What happens when a hurricane sends fresh rainwater — up to 124.9 trillion L (33 trillion gal) of it — into the saltwater ocean? In the case of normal-sized storms, the rainwater, which is less dense than saltwater, typically sits atop the ocean in a distinct “blob,” which generally mixes into the ocean within hours or days.
However, the massive influx of freshwater that Hurricane Harvey delivered to the Gulf of Mexico in late August presents a different and unprecedented case. Now that the storm has passed, Gulf Coast researchers are venturing into the ocean to study the immense layer of freshwater that still, as of November, has not been absorbed by the sea.
Reading the reefs
In September, when the freshwater blob was still fresh, an automated buoy network reported that water salinity had suddenly dropped by 10% near Flower Garden Banks National Marine Sanctuary, which sits about 161 km (100 mi) off the coast of Galveston, Texas. The signal indicated that freshwater from Hurricane Harvey had spread far beyond Texas’ shores, but offered little information about how the salinity shift might affect the sanctuary’s ecosystem.
In late October, a team of ocean researchers from Texas A&M University (College Station), Rice University (Houston, Texas), the University of Houston (Clear Lake, Texas), and Boston University visited the sanctuary in search of irregularities.
Texas A&M oceanographer Kathryn Shamberger and Rice University marine biologist Adrienne Correa focused on the freshwater’s effects on coral reefs. Correa told Rice News that Harvey floodwaters could have devastated the Flower Garden Banks reefs if the freshwater plume had flowed directly over them. However, she added that exploratory dives in three spots had not uncovered any evidence that the reefs had experienced mass die-off because of the salinity drop.
Tiny organisms, huge risks
Steve DiMarco and Lisa Campbell, both ocean researchers with Texas A&M, are focusing their attention on how the addition of freshwater might affect microorganisms and the growth of hypoxic zones, which could spell catastrophe for the marine environment if left unchecked.
“The freshwater sitting on the salty water cuts off the oxygen from the atmosphere getting into the ocean, and then you get the dead zone,” DiMarco explained to The Atlantic.
The full extent to which Hurricane Harvey has affected the Gulf’s oxygen content requires ongoing investigation.
Likewise, Campbell is examining how the influx of freshwater might affect the Gulf’s long-term phytoplankton ecology.
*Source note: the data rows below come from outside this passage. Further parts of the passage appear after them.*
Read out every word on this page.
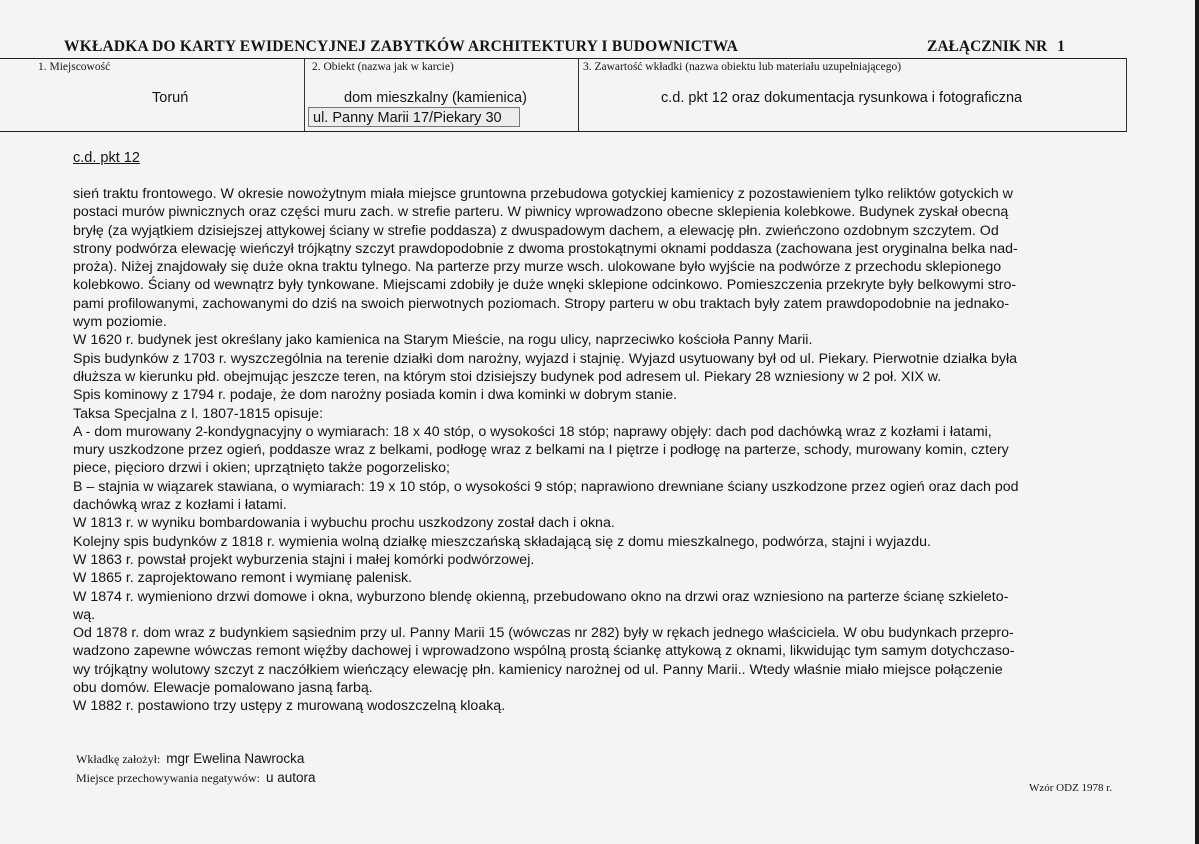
WKŁADKA DO KARTY EWIDENCYJNEJ ZABYTKÓW ARCHITEKTURY I BUDOWNICTWA	ZAŁĄCZNIK NR 1
1. Miejscowość
Toruń
2. Obiekt (nazwa jak w karcie)
dom mieszkalny (kamienica)
3. Zawartość wkładki (nazwa obiektu lub materiału uzupełniającego)
c.d. pkt 12 oraz dokumentacja rysunkowa i fotograficzna
ul. Panny Marii 17/Piekary 30
c.d. pkt 12
sień traktu frontowego. W okresie nowożytnym miała miejsce gruntowna przebudowa gotyckiej kamienicy z pozostawieniem tylko reliktów gotyckich w
postaci murów piwnicznych oraz części muru zach. w strefie parteru. W piwnicy wprowadzono obecne sklepienia kolebkowe. Budynek zyskał obecną
bryłę (za wyjątkiem dzisiejszej attykowej ściany w strefie poddasza) z dwuspadowym dachem, a elewację płn. zwieńczono ozdobnym szczytem. Od
strony podwórza elewację wieńczył trójkątny szczyt prawdopodobnie z dwoma prostokątnymi oknami poddasza (zachowana jest oryginalna belka nad-
proża). Niżej znajdowały się duże okna traktu tylnego. Na parterze przy murze wsch. ulokowane było wyjście na podwórze z przechodu sklepionego
kolebkowo. Ściany od wewnątrz były tynkowane. Miejscami zdobiły je duże wnęki sklepione odcinkowo. Pomieszczenia przekryte były belkowymi stro-
pami profilowanymi, zachowanymi do dziś na swoich pierwotnych poziomach. Stropy parteru w obu traktach były zatem prawdopodobnie na jednako-
wym poziomie.
W 1620 r. budynek jest określany jako kamienica na Starym Mieście, na rogu ulicy, naprzeciwko kościoła Panny Marii.
Spis budynków z 1703 r. wyszczególnia na terenie działki dom narożny, wyjazd i stajnię. Wyjazd usytuowany był od ul. Piekary. Pierwotnie działka była
dłuższa w kierunku płd. obejmując jeszcze teren, na którym stoi dzisiejszy budynek pod adresem ul. Piekary 28 wzniesiony w 2 poł. XIX w.
Spis kominowy z 1794 r. podaje, że dom narożny posiada komin i dwa kominki w dobrym stanie.
Taksa Specjalna z l. 1807-1815 opisuje:
A - dom murowany 2-kondygnacyjny o wymiarach: 18 x 40 stóp, o wysokości 18 stóp; naprawy objęły: dach pod dachówką wraz z kozłami i łatami,
mury uszkodzone przez ogień, poddasze wraz z belkami, podłogę wraz z belkami na I piętrze i podłogę na parterze, schody, murowany komin, cztery
piece, pięcioro drzwi i okien; uprzątnięto także pogorzelisko;
B – stajnia w wiązarek stawiana, o wymiarach: 19 x 10 stóp, o wysokości 9 stóp; naprawiono drewniane ściany uszkodzone przez ogień oraz dach pod
dachówką wraz z kozłami i łatami.
W 1813 r. w wyniku bombardowania i wybuchu prochu uszkodzony został dach i okna.
Kolejny spis budynków z 1818 r. wymienia wolną działkę mieszczańską składającą się z domu mieszkalnego, podwórza, stajni i wyjazdu.
W 1863 r. powstał projekt wyburzenia stajni i małej komórki podwórzowej.
W 1865 r. zaprojektowano remont i wymianę palenisk.
W 1874 r. wymieniono drzwi domowe i okna, wyburzono blendę okienną, przebudowano okno na drzwi oraz wzniesiono na parterze ścianę szkieleto-
wą.
Od 1878 r. dom wraz z budynkiem sąsiednim przy ul. Panny Marii 15 (wówczas nr 282) były w rękach jednego właściciela. W obu budynkach przepro-
wadzono zapewne wówczas remont więźby dachowej i wprowadzono wspólną prostą ściankę attykową z oknami, likwidując tym samym dotychczaso-
wy trójkątny wolutowy szczyt z naczółkiem wieńczący elewację płn. kamienicy narożnej od ul. Panny Marii.. Wtedy właśnie miało miejsce połączenie
obu domów. Elewacje pomalowano jasną farbą.
W 1882 r. postawiono trzy ustępy z murowaną wodoszczelną kloaką.
Wkładkę założył: mgr Ewelina Nawrocka
Miejsce przechowywania negatywów: u autora
Wzór ODZ 1978 r.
Her ongoing work is supported by a Rapid Response Research grant from the National Science Foundation.
“Previously when we see slugs of freshwater, it changes the type of phytoplankton that grow,” Campbell said.
Because phytoplankton and other micro-organisms are at the bottom of the marine food chain, these types of shifts could have effects that reach the entire ecosystem. Campbell and her team use data about the concentration of different phytoplankton species along the Gulf Coast to identify the physiological reactions they exhibit in response to immense floodwaters. While this information helps researchers understand Hurricane Harvey’s effect, the same data also is useful for resiliency planning as experts expect climate change to prompt more frequent and more intense rainstorms, Campbell told Texas A&M.
According to DiMarco, the ocean is not expected to absorb the massive plume of freshwater left behind by Harvey until wintertime, when more intense winds stir up the ocean.